Lino Villar Cataldo
"En ese momento cuando está la muerte enfrente, no se piensa en que es médico, se piensa en que va a morir, y en ese instante la persona reacciona instintivamente. Allí efectué los disparos no con el fin de matar a nadie sino para que cese el ataque violento", detalló.
Antes de esa fatídica jornada de 2016, Villar Cataldo había sido asaltado en siete oportunidades, dos de las cuales habían sido entraderas en las que estuvo en peligro la vida de sus hijos porque les apoyaron el arma en la sien.
Por ese motivo, había tomado la decisión de dejar el arma cerca de la puerta del garaje, al alcance de la mano en caso de que lo volvieran a asaltar de ese modo.
Cómo sucedió todo
Villar Cataldo recuerda como si fuera ayer la secuencia en la que fue atacado y respondió disparando contra los asaltantes, lo que produjo la muerte de Ricardo Alberto "Nunu" Krabler, de 24 años.
"Apenas subí en el auto lo que recibí fue un golpe violento con un pistolón que me rompió la cabeza. Eso fue el comienzo del hecho. De ahí fui sacado en forma violenta del auto, tirándome al piso y no cesando la agresión, siendo amenazado de muerte", explicó el médico.
Lo que no recuerda es cómo llegó hasta el lugar de la casa en la que tiene el arma, a la salida del garaje, pero sabe que cayó cerca y pudo llegar, para luego disparar contra los delincuentes.
Su vida después del hecho
Cataldo dijo a Radio Nihuil que trató en lo posible, porque no es normal, de seguir atendiendo gente, de seguir operando, y que lo seguirá haciendo desde el día lunes.
Además, que desde que lo imputaron le embargaron todos los bienes, medida judicial que se mantuvo hasta el instante en el que lo absolvieron, tuvo que mudarse a un nuevo hogar y la casa en donde sucedió todo permanece abandonada.

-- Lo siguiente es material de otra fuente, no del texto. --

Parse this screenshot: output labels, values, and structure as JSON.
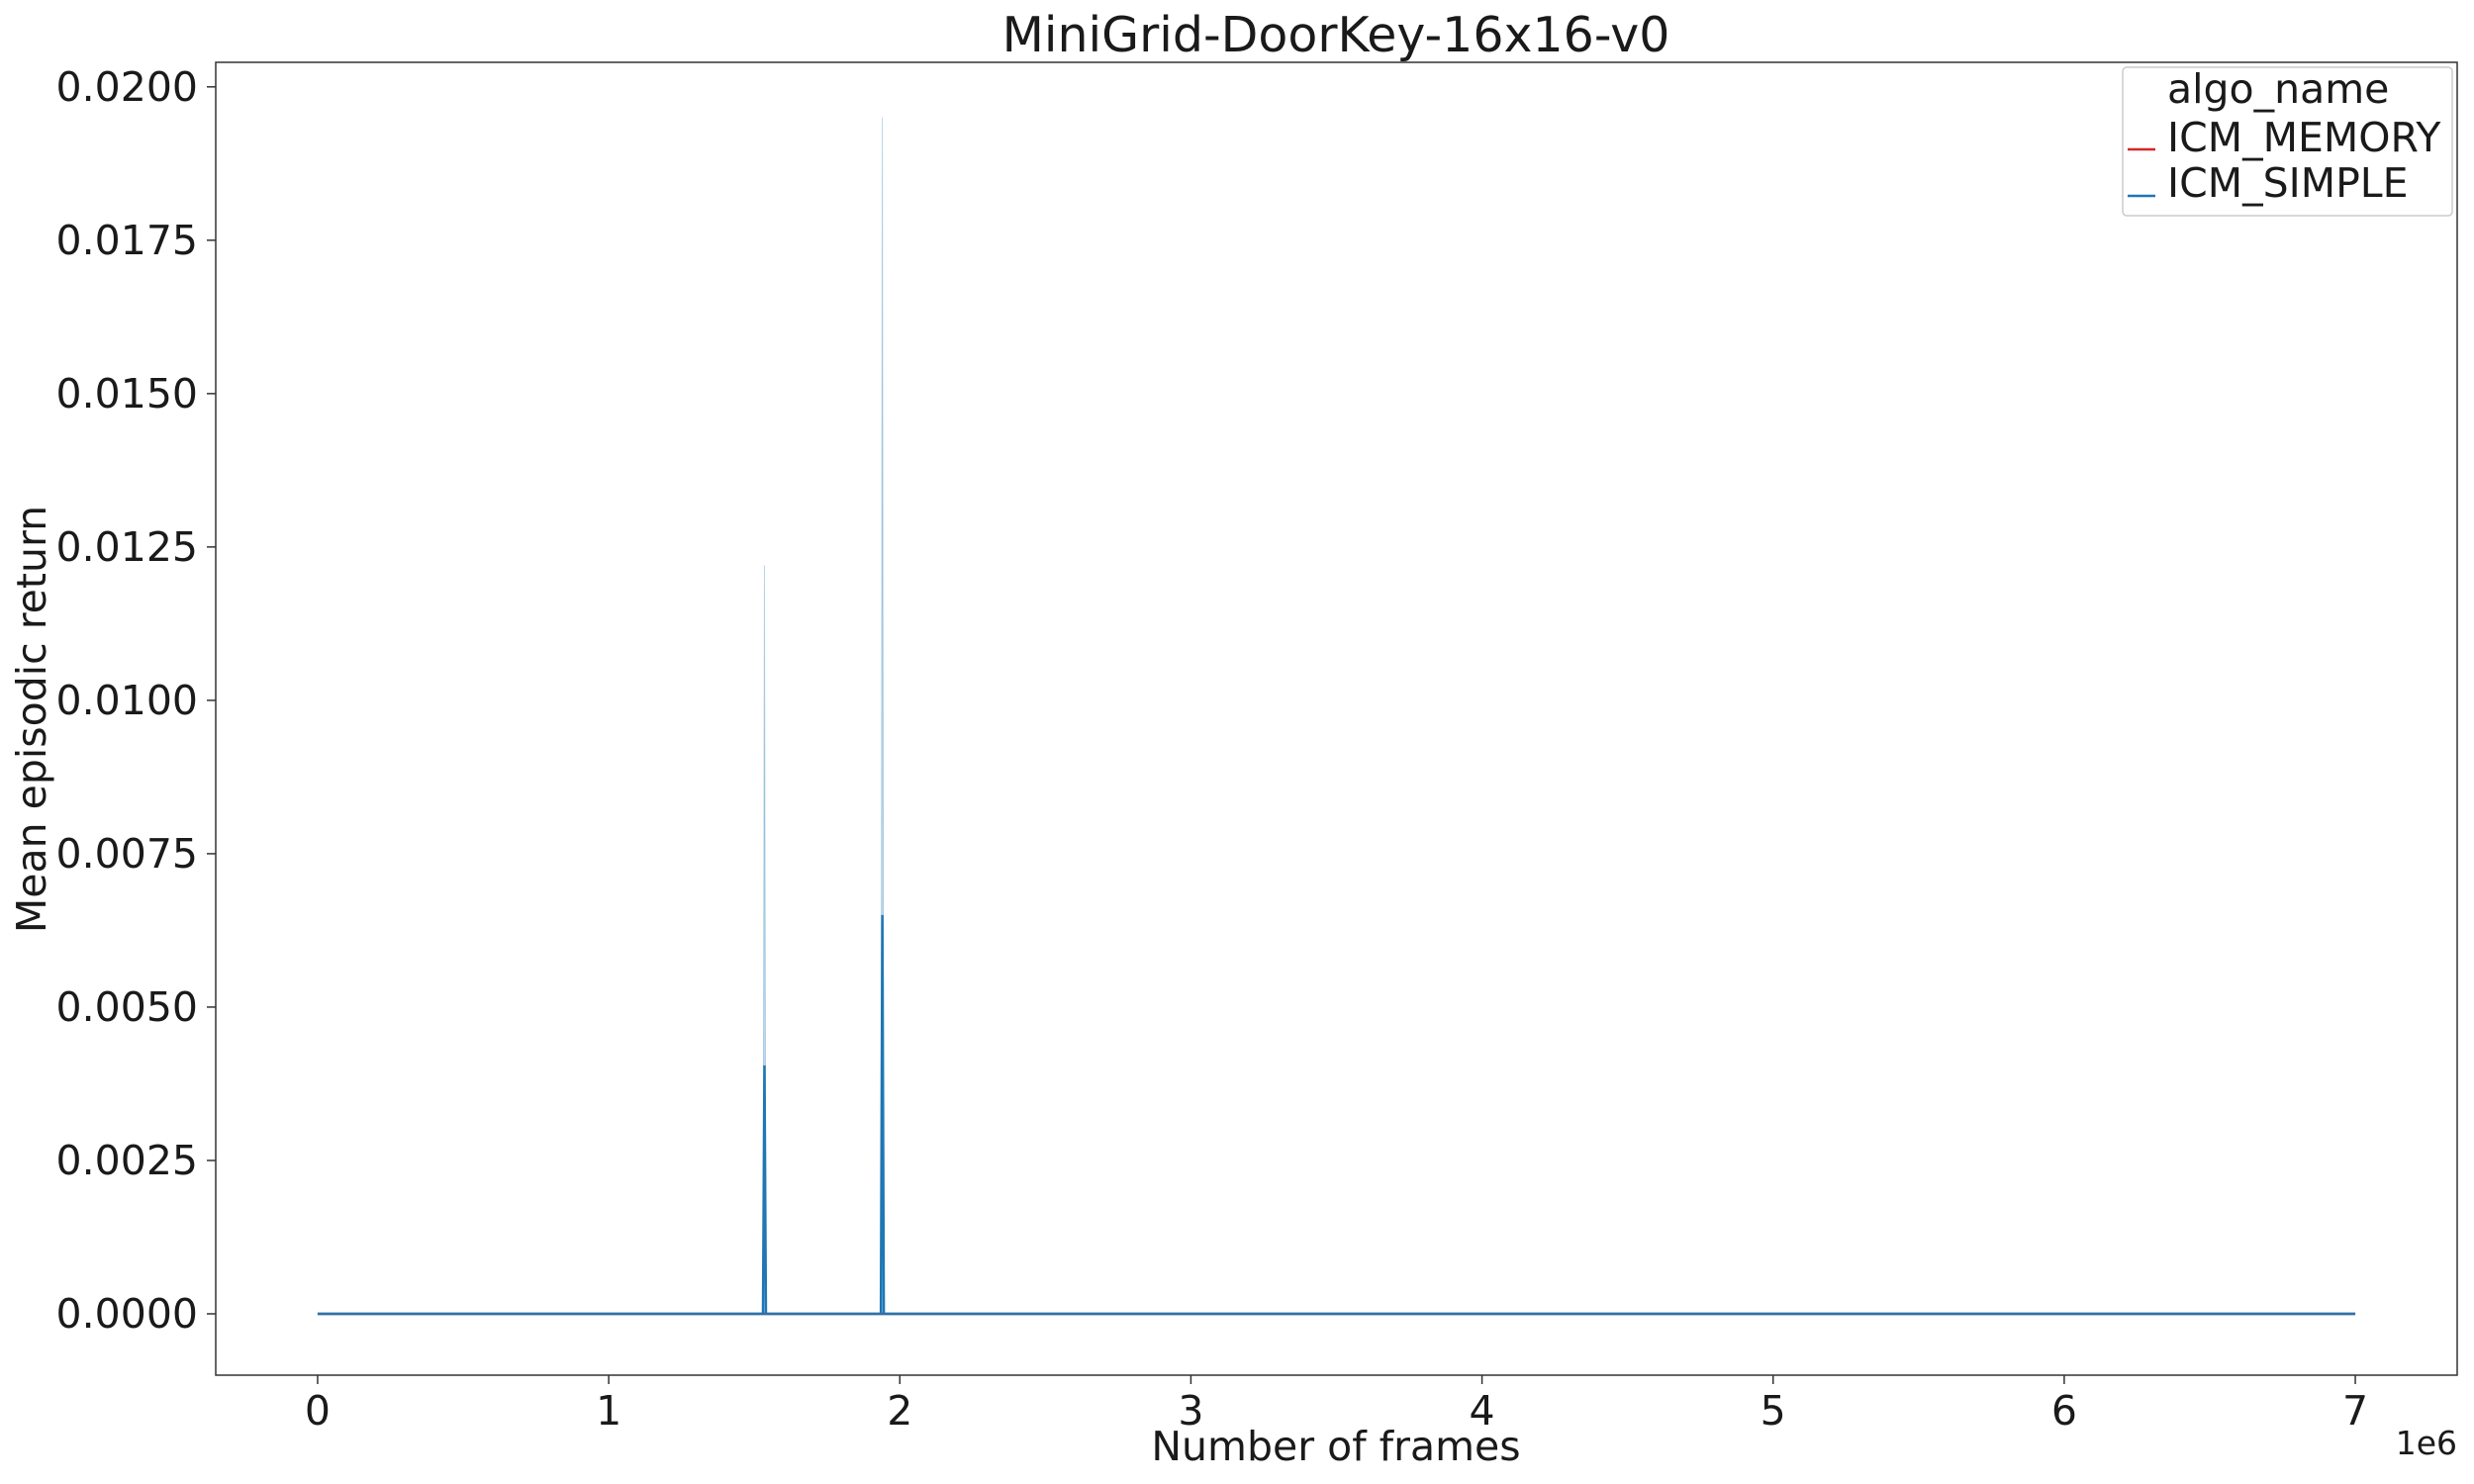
{
  "chart_data": {
    "type": "line",
    "title": "MiniGrid-DoorKey-16x16-v0",
    "xlabel": "Number of frames",
    "ylabel": "Mean episodic return",
    "x_offset_label": "1e6",
    "xlim": [
      -350000,
      7350000
    ],
    "ylim": [
      -0.001,
      0.0204
    ],
    "x_ticks": [
      0,
      1000000,
      2000000,
      3000000,
      4000000,
      5000000,
      6000000,
      7000000
    ],
    "x_tick_labels": [
      "0",
      "1",
      "2",
      "3",
      "4",
      "5",
      "6",
      "7"
    ],
    "y_ticks": [
      0,
      0.0025,
      0.005,
      0.0075,
      0.01,
      0.0125,
      0.015,
      0.0175,
      0.02
    ],
    "y_tick_labels": [
      "0.0000",
      "0.0025",
      "0.0050",
      "0.0075",
      "0.0100",
      "0.0125",
      "0.0150",
      "0.0175",
      "0.0200"
    ],
    "grid": false,
    "legend": {
      "title": "algo_name",
      "placement": "top-right"
    },
    "series": [
      {
        "name": "ICM_MEMORY",
        "color": "#d62728",
        "x": [
          0,
          7000000
        ],
        "y": [
          0,
          0
        ]
      },
      {
        "name": "ICM_SIMPLE",
        "color": "#1f77b4",
        "x": [
          0,
          1530000,
          1535000,
          1540000,
          1935000,
          1940000,
          1945000,
          7000000
        ],
        "y": [
          0,
          0,
          0.00405,
          0,
          0,
          0.0065,
          0,
          0
        ],
        "band_upper": [
          0,
          0,
          0.0122,
          0,
          0,
          0.0195,
          0,
          0
        ],
        "band_lower": [
          0,
          0,
          0,
          0,
          0,
          0,
          0,
          0
        ]
      }
    ]
  }
}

Por otra parte, aseguró que no tuvo contacto con la familia del asaltante. "Es imposible porque sería exponerme nuevamente a esa circunstancia de muerte que sufrí en el primer momento. Por supuesto que me han amenazado", añadió.
En cuanto al hecho de ser juzgado por un jurado popular, dijo que fue difícil porque hasta último momento no se sabe qué va a pasar y que "debe ser horrible ser condenado cuando se es inocente".
Tras ser absuelto, el médico fue invitado por la ministra de Seguridad Patricia Bullrich a una reunión, en la que lo informaron sobre las medidas de seguridad que aplicarán para cuidarlo a él y a su familia.
"Realmente de mi parte le agradecí que fue tan claro desde el primer momento su concepto de quién era la víctima y lo equivocado que estaba transformar a una víctima en victimario", cerró Villar Cataldo.